# Late season Pigweed



## dvcochran (Oct 1, 2017)

***Apologies up front for all the questions.

My sister-in-law's pastures have not been maintained well or sprayed the last 2-3 years. The Pigweed is bad in places and tall. 
1.) Is it too late in the year to spray 2-4-D (or similar) in middle TN? 
2.) If sprayed now, would you add a pre-emergent?
3.) Would it be better/more efficient just to bush hog it down now and wait until early spring to spray? 
4.) If it was sprayed now, how long would you wait to mow it down?
5.) Tillage is not an option for her. If it was mowed down, would you soil sample, add amendments and drill seed now (3-weeks after spraying)? 
6.) Just looking to get the pastures back in shape. This is not hay field. It does join hay field. No signs of it jumping the fence yet but if sprayed, would you just make a pass on the perimeter of the hay fields?

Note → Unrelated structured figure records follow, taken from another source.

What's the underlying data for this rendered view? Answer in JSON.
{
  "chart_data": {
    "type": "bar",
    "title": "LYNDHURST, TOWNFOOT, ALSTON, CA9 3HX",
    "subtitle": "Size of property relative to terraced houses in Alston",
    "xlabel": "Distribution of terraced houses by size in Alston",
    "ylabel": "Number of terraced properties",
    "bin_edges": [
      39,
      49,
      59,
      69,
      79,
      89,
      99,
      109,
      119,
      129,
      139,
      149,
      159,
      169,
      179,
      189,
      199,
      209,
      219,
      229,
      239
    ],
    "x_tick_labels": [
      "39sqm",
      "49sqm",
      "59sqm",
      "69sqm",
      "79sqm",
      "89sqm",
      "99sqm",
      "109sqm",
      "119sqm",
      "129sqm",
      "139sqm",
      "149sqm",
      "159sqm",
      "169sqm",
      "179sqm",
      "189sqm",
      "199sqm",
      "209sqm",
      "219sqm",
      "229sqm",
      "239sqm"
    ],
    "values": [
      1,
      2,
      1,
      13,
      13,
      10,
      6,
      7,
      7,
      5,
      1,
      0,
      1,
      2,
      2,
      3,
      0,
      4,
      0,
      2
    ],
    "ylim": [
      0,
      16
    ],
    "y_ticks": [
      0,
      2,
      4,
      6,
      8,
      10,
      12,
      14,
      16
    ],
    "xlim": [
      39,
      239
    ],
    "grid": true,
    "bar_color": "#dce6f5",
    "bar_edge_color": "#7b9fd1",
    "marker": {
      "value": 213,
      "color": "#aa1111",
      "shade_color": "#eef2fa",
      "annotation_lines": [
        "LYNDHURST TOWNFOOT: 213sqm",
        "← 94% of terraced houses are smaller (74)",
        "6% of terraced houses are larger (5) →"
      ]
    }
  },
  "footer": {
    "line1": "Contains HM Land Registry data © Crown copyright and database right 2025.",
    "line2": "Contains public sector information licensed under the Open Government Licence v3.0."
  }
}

So sorry for all the questions. I am sort of getting thrown back into responsibility of this land and trying to get ahead of the bigger problems. Thanks, David


----------



## MTB98 (Feb 13, 2021)

Pigweed is an annual. Mow it down this year. You may need to mow it one more time depending on how long your growing season is.


----------



## Balerdan (4 mo ago)

I’d say mow it this time. Spray in the spring


----------